第23話:深夜の遭遇
日が沈み、坂井たちが寝ついたころ。人の足音が聞こえてきて、浦見は顔を上げた。
(……誰だ?)
樹木の裏から、様子をうかがう。暗い森の中を、複数の人間が1列になって歩いてきていた。
(……あれは、追っ手か)
1人や2人ではない。大勢の真っ黒な人影が、無言で道を進み、山小屋の方へ向かっていく。男は冷や汗を流しながら、木の陰で息をひそめていた。
(あの小屋を目指してるのか? 何をする気だ?)
物音を立てないようにしながら、男は彼らの動きを観察する。黒い人影は彼には気づかず、その横を通り過ぎていった。足音が遠ざかる。人影は集まって、まるで黒い塊のようだ。その塊を、浦見は隠れて追いかける。塊は山小屋の周りに広がって、またたく間に小屋を飲み込んだ。その中から、屋根が割れ、柱が倒れる音が聞こえてくる。時間をかけて、小屋を潰した塊は、そこで戸惑ったような動きを見せた。
(……俺たちがいなくなったことを、ようやく知ったか。さて、どうする?)
男は草むらから、彼らの様子を覗き見る。人影は山小屋の残骸から離れて、その周囲を歩き回った。しばらくして、浦見たちが戻ってこないと察したのか。彼らは散り散りになって、そのうちの数人が元の道に戻ってきた。その間も人影は相変わらず、何も言葉を発さない。
(……もしかして、この黒い奴らは喋れねえのか? にしては統率がとれてるが)
浦見の側を通って、人影は折れた草を辿っていった。彼がいる方には、1人も来ない。そのことに、男は胸を撫で下ろした。
(……よし。今日のうちは、ひとまず何とかなりそうだな)
元の位置に戻って、彼は再び木の裏に座る。人影が去った森からは、風が木々の葉を揺らす音と、鳥の鳴き声だけが響いていた。そんな中で、浦見は腕を組んで考えこむ。
(問題は明日だ。ここも、いつまでも安全なままじゃねえだろう。ゲームの性質からしても、越せるのは一晩だけ。そう思っておくべきだ。……それと。あいつらはおそらく、群れたらヤバい)
例の山小屋は、まだ真新しかった。それを完全に破壊した、黒い塊のことを思い返して。彼は近くにある、2つの寝床を見つめた。
(1人ずつなら、俺でも戦える。だが、集まった奴らには勝てねえ。アイツらを守るなら、最低限。黒い奴らは、纏まる前に片付けねえとな)
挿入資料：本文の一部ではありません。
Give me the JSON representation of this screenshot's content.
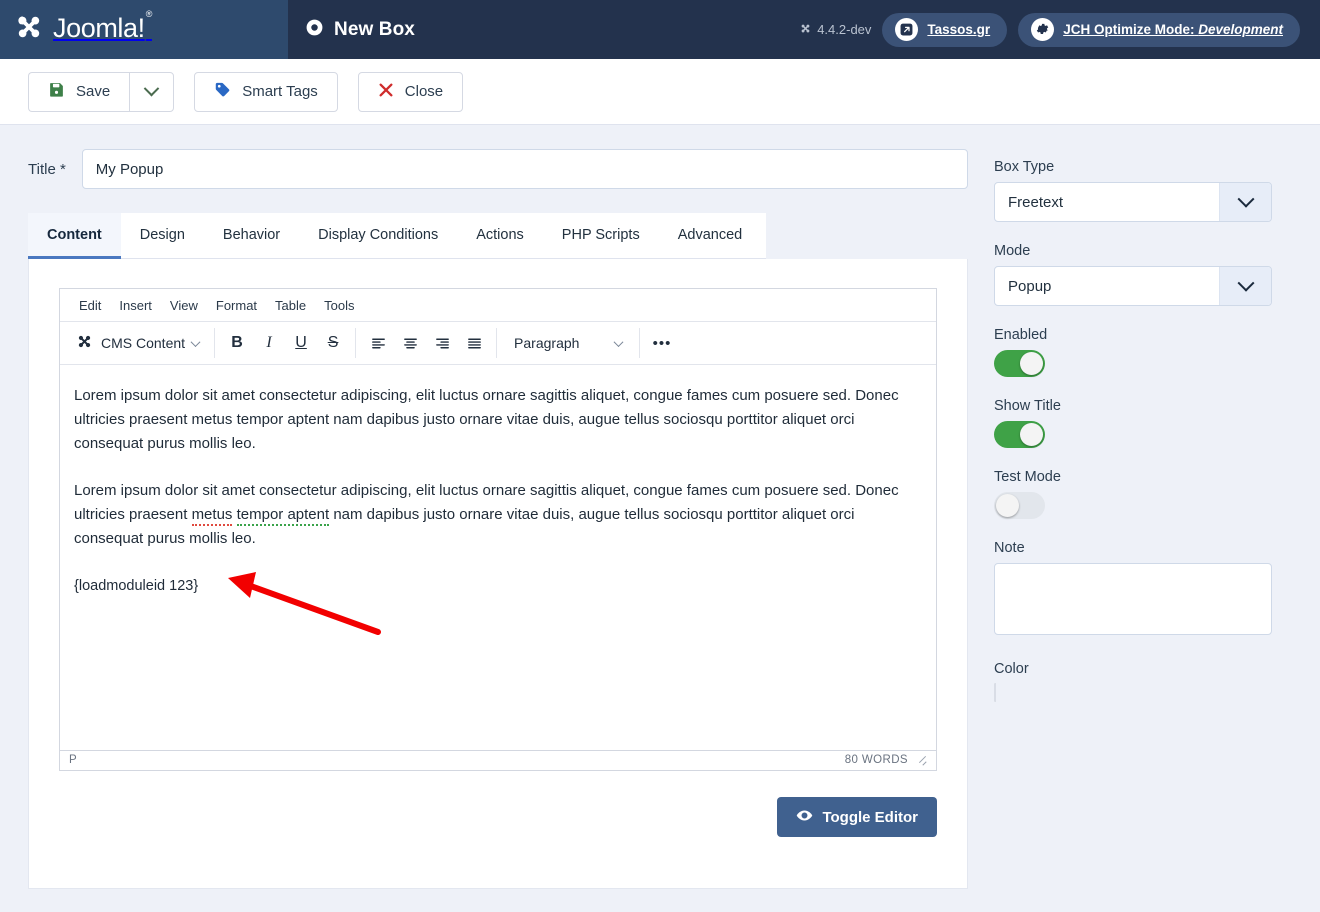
{
  "header": {
    "brand": "Joomla!",
    "brand_sup": "®",
    "page_title": "New Box",
    "page_title_icon": "dot-circle-icon",
    "version": "4.4.2-dev",
    "version_icon": "joomla-mark-icon",
    "pills": [
      {
        "label": "Tassos.gr",
        "icon": "external-link-icon"
      },
      {
        "label": "JCH Optimize Mode:",
        "emphasis": "Development",
        "icon": "gear-icon"
      }
    ]
  },
  "toolbar": {
    "save_label": "Save",
    "save_icon": "floppy-disk-icon",
    "save_dropdown_icon": "chevron-down-icon",
    "smart_tags_label": "Smart Tags",
    "smart_tags_icon": "tag-icon",
    "close_label": "Close",
    "close_icon": "x-icon"
  },
  "form": {
    "title_label": "Title *",
    "title_value": "My Popup",
    "title_placeholder": ""
  },
  "tabs": [
    {
      "label": "Content",
      "active": true
    },
    {
      "label": "Design",
      "active": false
    },
    {
      "label": "Behavior",
      "active": false
    },
    {
      "label": "Display Conditions",
      "active": false
    },
    {
      "label": "Actions",
      "active": false
    },
    {
      "label": "PHP Scripts",
      "active": false
    },
    {
      "label": "Advanced",
      "active": false
    }
  ],
  "editor": {
    "menubar": [
      "Edit",
      "Insert",
      "View",
      "Format",
      "Table",
      "Tools"
    ],
    "cms_content_label": "CMS Content",
    "cms_content_icon": "joomla-mark-icon",
    "format_buttons": [
      {
        "name": "bold-button",
        "glyph": "B"
      },
      {
        "name": "italic-button",
        "glyph": "I"
      },
      {
        "name": "underline-button",
        "glyph": "U"
      },
      {
        "name": "strikethrough-button",
        "glyph": "S"
      }
    ],
    "align_buttons": [
      "align-left-icon",
      "align-center-icon",
      "align-right-icon",
      "align-justify-icon"
    ],
    "block_format": "Paragraph",
    "more_label": "•••",
    "body": {
      "paragraph_1": "Lorem ipsum dolor sit amet consectetur adipiscing, elit luctus ornare sagittis aliquet, congue fames cum posuere sed. Donec ultricies praesent metus tempor aptent nam dapibus justo ornare vitae duis, augue tellus sociosqu porttitor aliquet orci consequat purus mollis leo.",
      "paragraph_2_pre": "Lorem ipsum dolor sit amet consectetur adipiscing, elit luctus ornare sagittis aliquet, congue fames cum posuere sed. Donec ultricies praesent ",
      "paragraph_2_misspell_red": "metus",
      "paragraph_2_mid": " ",
      "paragraph_2_misspell_green": "tempor aptent",
      "paragraph_2_post": " nam dapibus justo ornare vitae duis, augue tellus sociosqu porttitor aliquet orci consequat purus mollis leo.",
      "paragraph_3": "{loadmoduleid 123}"
    },
    "status_path": "P",
    "status_wordcount": "80 WORDS"
  },
  "toggle_editor": {
    "label": "Toggle Editor",
    "icon": "eye-icon"
  },
  "sidebar": {
    "box_type": {
      "label": "Box Type",
      "value": "Freetext"
    },
    "mode": {
      "label": "Mode",
      "value": "Popup"
    },
    "enabled": {
      "label": "Enabled",
      "state": "on"
    },
    "show_title": {
      "label": "Show Title",
      "state": "on"
    },
    "test_mode": {
      "label": "Test Mode",
      "state": "off"
    },
    "note": {
      "label": "Note",
      "value": "",
      "placeholder": ""
    },
    "color": {
      "label": "Color",
      "value": "transparent"
    }
  },
  "annotation": {
    "type": "arrow",
    "color": "#f20000",
    "points_to": "{loadmoduleid 123}"
  },
  "colors": {
    "header_bg": "#23324d",
    "logo_bg": "#2e4a6d",
    "page_bg": "#eef1f8",
    "accent_blue": "#4a78c0",
    "toggle_btn": "#40618f",
    "switch_on": "#3fa247",
    "save_icon": "#3e8049",
    "tag_icon": "#2a68c4",
    "close_icon": "#cf2c2c",
    "annotation_red": "#f20000"
  }
}
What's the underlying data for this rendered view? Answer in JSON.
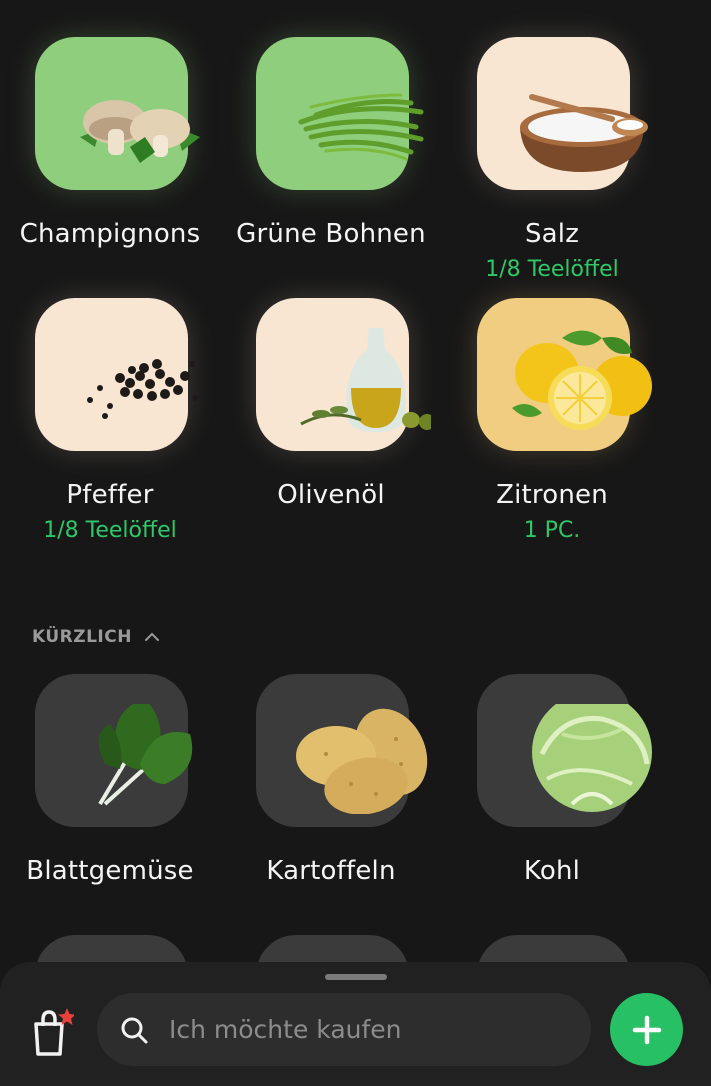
{
  "ingredients": [
    {
      "name": "Champignons",
      "qty": "",
      "tile": "green",
      "icon": "mushroom-icon"
    },
    {
      "name": "Grüne Bohnen",
      "qty": "",
      "tile": "green",
      "icon": "green-beans-icon"
    },
    {
      "name": "Salz",
      "qty": "1/8 Teelöffel",
      "tile": "cream",
      "icon": "salt-bowl-icon"
    },
    {
      "name": "Pfeffer",
      "qty": "1/8 Teelöffel",
      "tile": "cream",
      "icon": "peppercorn-icon"
    },
    {
      "name": "Olivenöl",
      "qty": "",
      "tile": "cream",
      "icon": "olive-oil-icon"
    },
    {
      "name": "Zitronen",
      "qty": "1 PC.",
      "tile": "yellow",
      "icon": "lemon-icon"
    }
  ],
  "recent": {
    "label": "KÜRZLICH",
    "items": [
      {
        "name": "Blattgemüse",
        "icon": "leafy-greens-icon"
      },
      {
        "name": "Kartoffeln",
        "icon": "potato-icon"
      },
      {
        "name": "Kohl",
        "icon": "cabbage-icon"
      }
    ]
  },
  "bottom_bar": {
    "search_placeholder": "Ich möchte kaufen"
  },
  "colors": {
    "background": "#171717",
    "accent_green": "#27c064",
    "quantity_green": "#2ec867",
    "tile_green": "#8fce7d",
    "tile_cream": "#f8e5d2",
    "tile_yellow": "#f1cd82",
    "tile_dark": "#3b3b3b"
  }
}
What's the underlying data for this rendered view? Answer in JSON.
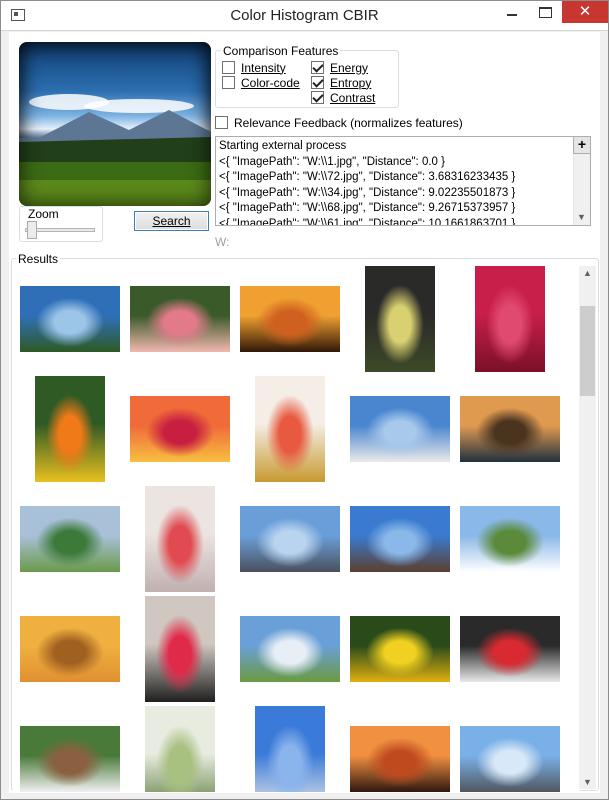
{
  "window": {
    "title": "Color Histogram CBIR",
    "minimize_icon": "minimize-icon",
    "maximize_icon": "maximize-icon",
    "close_glyph": "✕"
  },
  "zoom": {
    "label": "Zoom",
    "value": 0
  },
  "search": {
    "label": "Search"
  },
  "features": {
    "label": "Comparison Features",
    "items": [
      {
        "label": "Intensity",
        "checked": false
      },
      {
        "label": "Color-code",
        "checked": false
      },
      {
        "label": "Energy",
        "checked": true
      },
      {
        "label": "Entropy",
        "checked": true
      },
      {
        "label": "Contrast",
        "checked": true
      }
    ]
  },
  "relevance": {
    "label": "Relevance Feedback (normalizes features)",
    "checked": false
  },
  "log": {
    "plus_label": "+",
    "lines": [
      "Starting external process",
      "<{ \"ImagePath\": \"W:\\\\1.jpg\", \"Distance\": 0.0 }",
      "<{ \"ImagePath\": \"W:\\\\72.jpg\", \"Distance\": 3.68316233435 }",
      "<{ \"ImagePath\": \"W:\\\\34.jpg\", \"Distance\": 9.02235501873 }",
      "<{ \"ImagePath\": \"W:\\\\68.jpg\", \"Distance\": 9.26715373957 }",
      "<{ \"ImagePath\": \"W:\\\\61.jpg\", \"Distance\": 10.1661863701 }"
    ]
  },
  "path_label": "W:",
  "results": {
    "label": "Results",
    "thumbnails": [
      {
        "name": "landscape-mountains",
        "colors": [
          "#2f6fb8",
          "#9cc5e8",
          "#2e5a24"
        ]
      },
      {
        "name": "pink-flower",
        "colors": [
          "#3a5a2a",
          "#e37a8a",
          "#f2b8b0"
        ]
      },
      {
        "name": "desert-sunset",
        "colors": [
          "#f0a030",
          "#d06020",
          "#301808"
        ]
      },
      {
        "name": "yellow-orchid",
        "colors": [
          "#2a2a28",
          "#d9d070",
          "#3c4a28"
        ]
      },
      {
        "name": "red-hibiscus",
        "colors": [
          "#c81e4a",
          "#e04a70",
          "#7a1028"
        ]
      },
      {
        "name": "orange-daisy",
        "colors": [
          "#305a24",
          "#f07a18",
          "#e8c020"
        ]
      },
      {
        "name": "ocean-sunset",
        "colors": [
          "#f06a3a",
          "#c81e40",
          "#f7c040"
        ]
      },
      {
        "name": "cocktail-glass",
        "colors": [
          "#f4eee6",
          "#e85a40",
          "#c89a30"
        ]
      },
      {
        "name": "jet-plane-sky",
        "colors": [
          "#4a86d0",
          "#a8c8ec",
          "#eaeaea"
        ]
      },
      {
        "name": "rocky-coast",
        "colors": [
          "#e09a50",
          "#4a3420",
          "#203040"
        ]
      },
      {
        "name": "green-hills",
        "colors": [
          "#a8c0d8",
          "#3c7a3a",
          "#6a9a4a"
        ]
      },
      {
        "name": "martini-glass",
        "colors": [
          "#ece4e0",
          "#e04a50",
          "#c0b0b0"
        ]
      },
      {
        "name": "fighter-jet",
        "colors": [
          "#6a9ed8",
          "#b8d4ef",
          "#4a5060"
        ]
      },
      {
        "name": "propeller-plane",
        "colors": [
          "#3a7ad0",
          "#8ab8e8",
          "#5a4030"
        ]
      },
      {
        "name": "cattle-field",
        "colors": [
          "#8ab8e8",
          "#5a8a3a",
          "#ffffff"
        ]
      },
      {
        "name": "golden-clouds",
        "colors": [
          "#f0b040",
          "#a06020",
          "#e09030"
        ]
      },
      {
        "name": "red-cocktail",
        "colors": [
          "#d0c8c0",
          "#e02a4a",
          "#202020"
        ]
      },
      {
        "name": "horse-rider-field",
        "colors": [
          "#6aa0d8",
          "#e8eef6",
          "#6a9a40"
        ]
      },
      {
        "name": "yellow-lily",
        "colors": [
          "#2a4a1a",
          "#f0d020",
          "#e0b010"
        ]
      },
      {
        "name": "strawberry-spoon",
        "colors": [
          "#2a2a2a",
          "#d82a30",
          "#e8e8e8"
        ]
      },
      {
        "name": "horses-meadow",
        "colors": [
          "#4a7a3a",
          "#8a6040",
          "#f0f0f0"
        ]
      },
      {
        "name": "white-lily",
        "colors": [
          "#e8ece0",
          "#a8c080",
          "#5a7a3a"
        ]
      },
      {
        "name": "jet-formation",
        "colors": [
          "#3a7ad8",
          "#8ab4ec",
          "#e8e8e8"
        ]
      },
      {
        "name": "birds-sunset",
        "colors": [
          "#f09040",
          "#c04a20",
          "#301810"
        ]
      },
      {
        "name": "jet-over-clouds",
        "colors": [
          "#7ab0e8",
          "#d8e8f8",
          "#505860"
        ]
      }
    ]
  }
}
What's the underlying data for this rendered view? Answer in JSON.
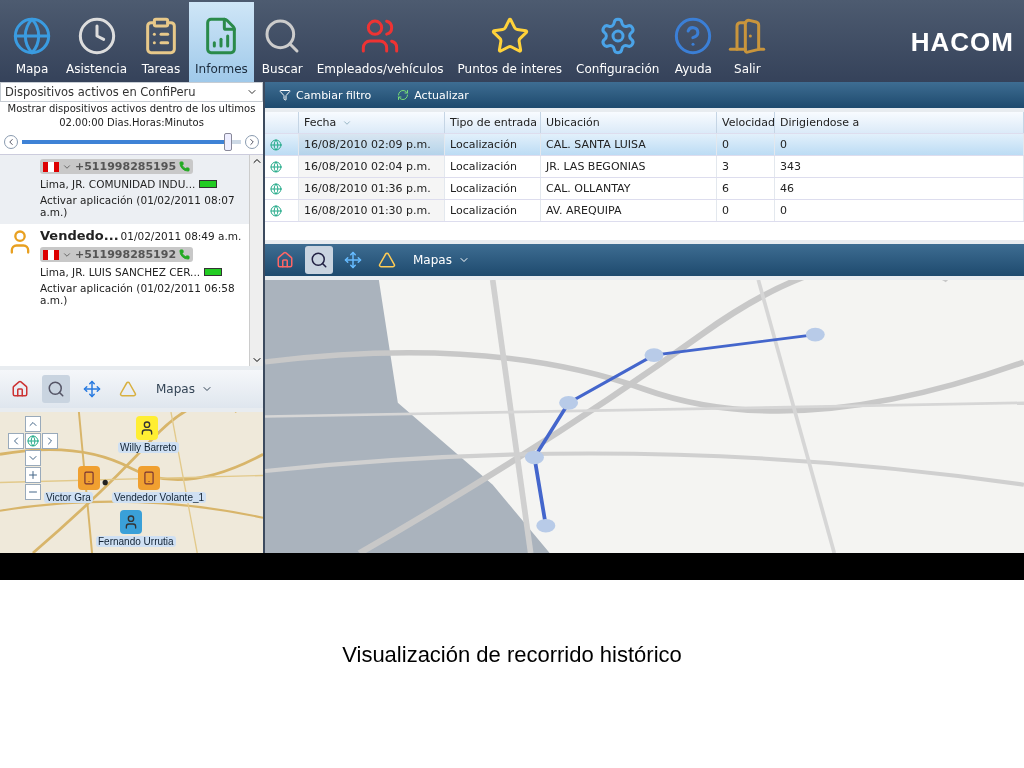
{
  "toolbar": {
    "items": [
      {
        "label": "Mapa",
        "kind": "globe",
        "selected": false
      },
      {
        "label": "Asistencia",
        "kind": "clock",
        "selected": false
      },
      {
        "label": "Tareas",
        "kind": "clipboard",
        "selected": false
      },
      {
        "label": "Informes",
        "kind": "report",
        "selected": true
      },
      {
        "label": "Buscar",
        "kind": "binoculars",
        "selected": false
      },
      {
        "label": "Empleados/vehículos",
        "kind": "people",
        "selected": false
      },
      {
        "label": "Puntos de interes",
        "kind": "star",
        "selected": false
      },
      {
        "label": "Configuración",
        "kind": "config",
        "selected": false
      },
      {
        "label": "Ayuda",
        "kind": "help",
        "selected": false
      },
      {
        "label": "Salir",
        "kind": "door",
        "selected": false
      }
    ],
    "logo": "HACOM"
  },
  "devices_panel": {
    "dropdown": "Dispositivos activos en ConfiPeru",
    "info": "Mostrar dispositivos activos dentro de los ultimos",
    "range": "02.00:00 Dias.Horas:Minutos",
    "slider": {
      "level": 0.96
    },
    "devices": [
      {
        "phone": "+511998285195",
        "address": "Lima, JR. COMUNIDAD INDU...",
        "activity": "Activar aplicación (01/02/2011 08:07 a.m.)",
        "selected": true
      },
      {
        "name": "Vendedo...",
        "time": "01/02/2011 08:49 a.m.",
        "phone": "+511998285192",
        "address": "Lima, JR. LUIS SANCHEZ CER...",
        "activity": "Activar aplicación (01/02/2011 06:58 a.m.)",
        "selected": false
      }
    ]
  },
  "mini_map": {
    "menu": "Mapas",
    "markers": [
      {
        "label": "Willy Barreto",
        "kind": "guard"
      },
      {
        "label": "Victor Gra",
        "kind": "seller"
      },
      {
        "label": "Vendedor Volante_1",
        "kind": "seller"
      },
      {
        "label": "Fernando Urrutia",
        "kind": "person"
      }
    ]
  },
  "history": {
    "actions": [
      "Cambiar filtro",
      "Actualizar"
    ],
    "columns": [
      "Fecha",
      "Tipo de entrada",
      "Ubicación",
      "Velocidad",
      "Dirigiendose a"
    ],
    "rows": [
      {
        "cells": [
          "16/08/2010 02:09 p.m.",
          "Localización",
          "CAL. SANTA LUISA",
          "0",
          "0"
        ],
        "selected": true
      },
      {
        "cells": [
          "16/08/2010 02:04 p.m.",
          "Localización",
          "JR. LAS BEGONIAS",
          "3",
          "343"
        ],
        "selected": false
      },
      {
        "cells": [
          "16/08/2010 01:36 p.m.",
          "Localización",
          "CAL. OLLANTAY",
          "6",
          "46"
        ],
        "selected": false
      },
      {
        "cells": [
          "16/08/2010 01:30 p.m.",
          "Localización",
          "AV. AREQUIPA",
          "0",
          "0"
        ],
        "selected": false
      }
    ]
  },
  "route_map": {
    "menu": "Mapas"
  },
  "caption": "Visualización de recorrido histórico"
}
草の寝床の中からは、微かな寝息が聞こえてきている。それは子供たちが生きている証拠だ。そのことに安心しながら、彼は夜が明けるまで気を抜かなかった。
1/残骸
「原形をとどめないほどに破壊された状態で残っているもの」
2/統率
「多くの人々をまとめてひきいること」
3/撫で下ろす
「(「胸をなでおろす」の形で)ひとまず安心する」
この後書き内での説明は、コトバンクのデジタル大辞泉から引用したものです。